Music Organization members-part 2


       Yesterday we started a series of discussions on what members of a church musical organization should be like. Yesterday we discussed what it means to be what I call "directable". Today we are going to discuss the philosophy of "catching the vision". All of us who have directed a ministering musical organization for a number of years have experienced band, orchestra, and choir members who "just didn't get it". I used to say jokingly that they stayed in the organization just to travel in the big scenic cruiser buss and eat the free McDonald's hamburgers.
       When I first started traveling with a ministering musical organization, it was a mystery to me how some of them would return from a tour refreshed spiritually and others seemed to be spiritually fatigued and spiritually dry.  After I directed a ministering organization for a few years, I became aware that it was each musician's philosophy that made the difference.
      To help us understand music ministry philosophy in a historic sense let us look again at I Chronicles 25: 1-31 and try to apply it to our lives as ministering musical servants:

                                                           A. They Caught the Director's Vision

1. They sang and played under the supervision or “the hands of” the chief musician.
2. They caught the vision of music ministry by musing through the king and the vision of Asaph, Jeduthun, and Heman.
3. Music organization members should likewise catch the pastor and directors passion for public ministry.

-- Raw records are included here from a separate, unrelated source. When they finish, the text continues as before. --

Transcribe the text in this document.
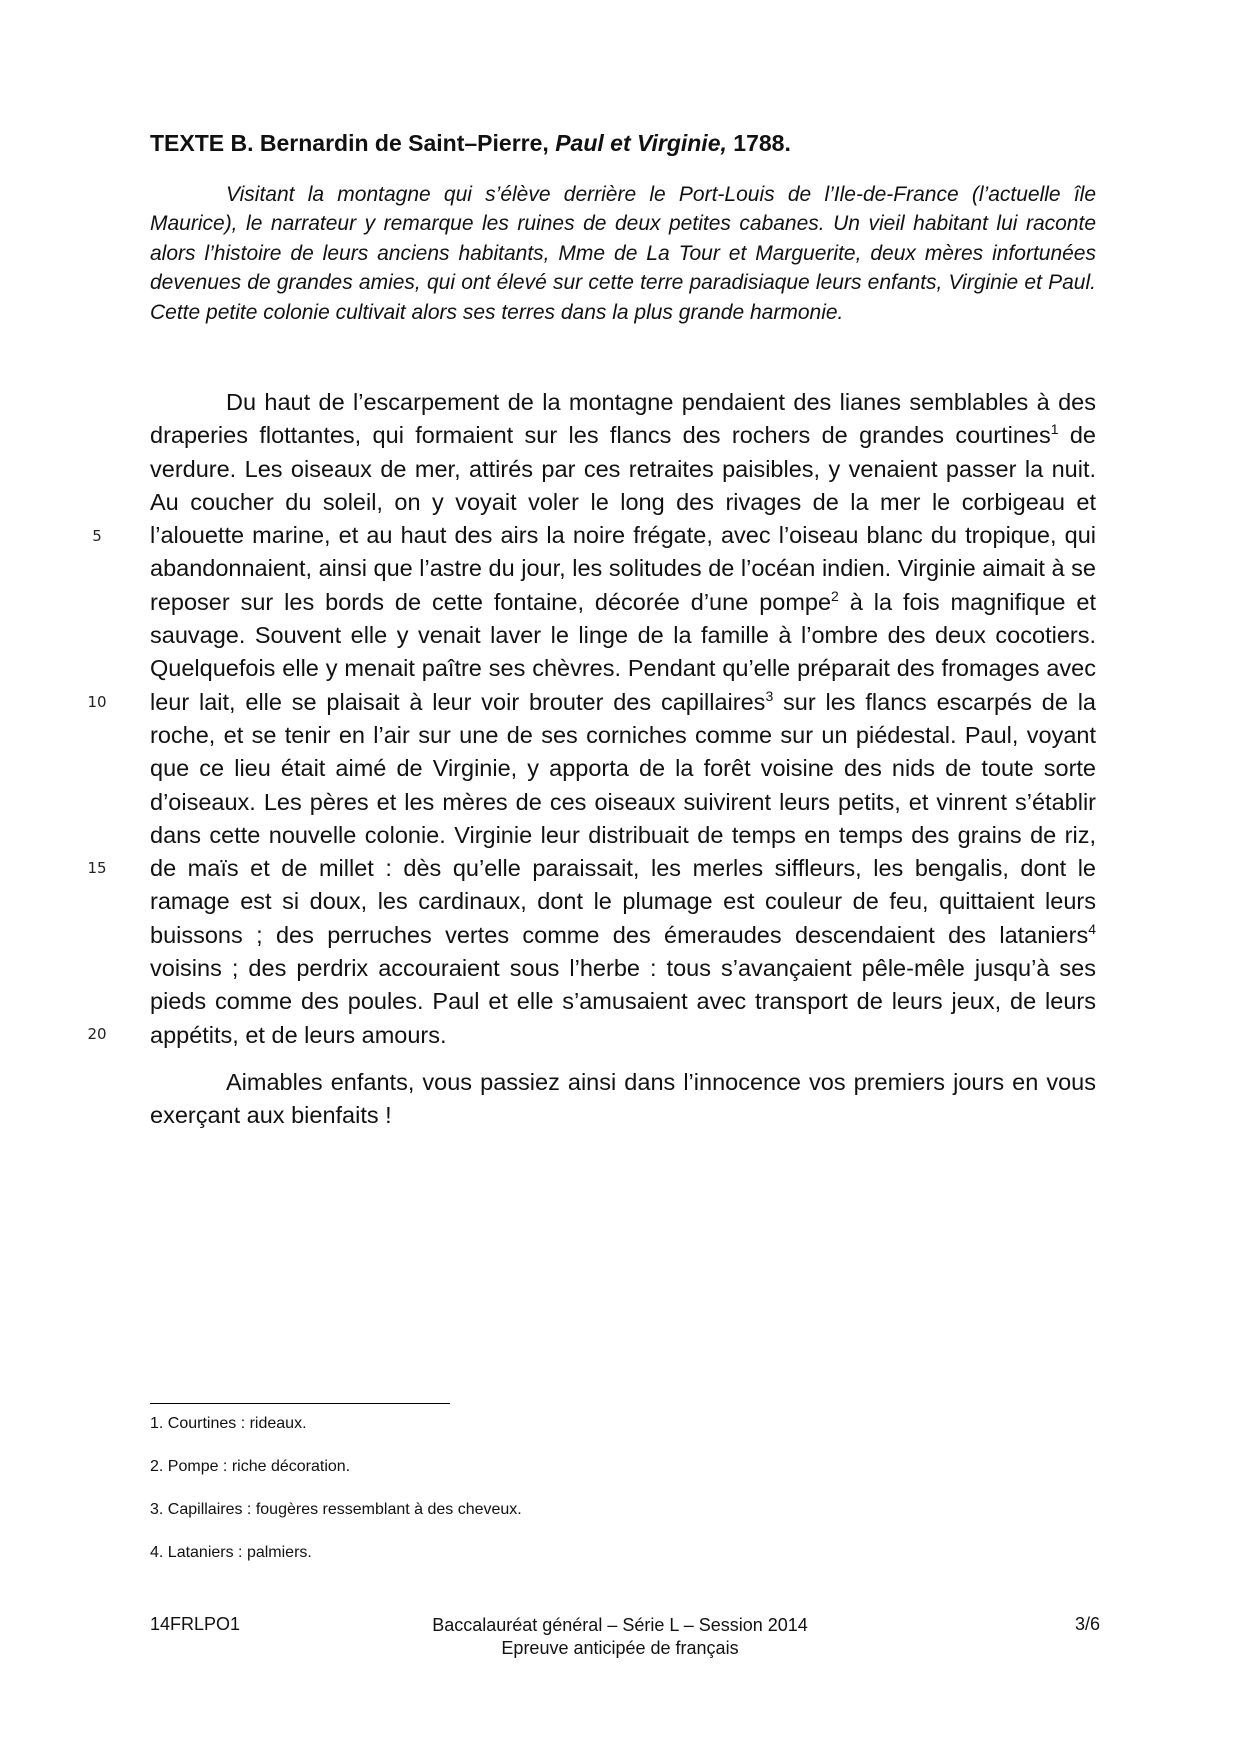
TEXTE B. Bernardin de Saint–Pierre, Paul et Virginie, 1788.

Visitant la montagne qui s’élève derrière le Port-Louis de l’Ile-de-France (l’actuelle île Maurice), le narrateur y remarque les ruines de deux petites cabanes. Un vieil habitant lui raconte alors l’histoire de leurs anciens habitants, Mme de La Tour et Marguerite, deux mères infortunées devenues de grandes amies, qui ont élevé sur cette terre paradisiaque leurs enfants, Virginie et Paul. Cette petite colonie cultivait alors ses terres dans la plus grande harmonie.

Du haut de l’escarpement de la montagne pendaient des lianes semblables à des draperies flottantes, qui formaient sur les flancs des rochers de grandes courtines$^1$ de verdure. Les oiseaux de mer, attirés par ces retraites paisibles, y venaient passer la nuit. Au coucher du soleil, on y voyait voler le long des rivages de la mer le corbigeau et l’alouette marine, et au haut des airs la noire frégate, avec l’oiseau blanc du tropique, qui abandonnaient, ainsi que l’astre du jour, les solitudes de l’océan indien. Virginie aimait à se reposer sur les bords de cette fontaine, décorée d’une pompe$^2$ à la fois magnifique et sauvage. Souvent elle y venait laver le linge de la famille à l’ombre des deux cocotiers. Quelquefois elle y menait paître ses chèvres. Pendant qu’elle préparait des fromages avec leur lait, elle se plaisait à leur voir brouter des capillaires$^3$ sur les flancs escarpés de la roche, et se tenir en l’air sur une de ses corniches comme sur un piédestal. Paul, voyant que ce lieu était aimé de Virginie, y apporta de la forêt voisine des nids de toute sorte d’oiseaux. Les pères et les mères de ces oiseaux suivirent leurs petits, et vinrent s’établir dans cette nouvelle colonie. Virginie leur distribuait de temps en temps des grains de riz, de maïs et de millet : dès qu’elle paraissait, les merles siffleurs, les bengalis, dont le ramage est si doux, les cardinaux, dont le plumage est couleur de feu, quittaient leurs buissons ; des perruches vertes comme des émeraudes descendaient des lataniers$^4$ voisins ; des perdrix accouraient sous l’herbe : tous s’avançaient pêle-mêle jusqu’à ses pieds comme des poules. Paul et elle s’amusaient avec transport de leurs jeux, de leurs appétits, et de leurs amours.

Aimables enfants, vous passiez ainsi dans l’innocence vos premiers jours en vous exerçant aux bienfaits !

5
10
15
20
1. Courtines : rideaux.
2. Pompe : riche décoration.
3. Capillaires : fougères ressemblant à des cheveux.
4. Lataniers : palmiers.
14FRLPO1	Baccalauréat général – Série L – Session 2014
Epreuve anticipée de français
3/6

                                                            B. They Learned From Their Director

1. They learned that their director was constrained by God to deliver this burden through the medium of church music.
2. They learned that he was not only personally a “seer” and a “teller” but he also instructed the musicians under his direction to be “tellers” of this burden through the medium of music.
3. They learned that he was able to transfer his burden for song to those “under his hands” because he was skillful (995 – biyn – i.e. he could separate mentally; he understood the songs of the Lord).
4. I believe that there is a wonderful philosophical Bible lesson in what we have discussed.  Verse eight of this chapter explains that this mentor director relationship was the heart of the Levite's philosophical praxis--the "small" (qatan 6962--least of importance) and the "scholar" (talmiyd-a pupil or learner) learned from these dedicated Levite music leaders.  I believe that what we have learned today is truly an ancient landmark of how music organizations should prepare to music unto God.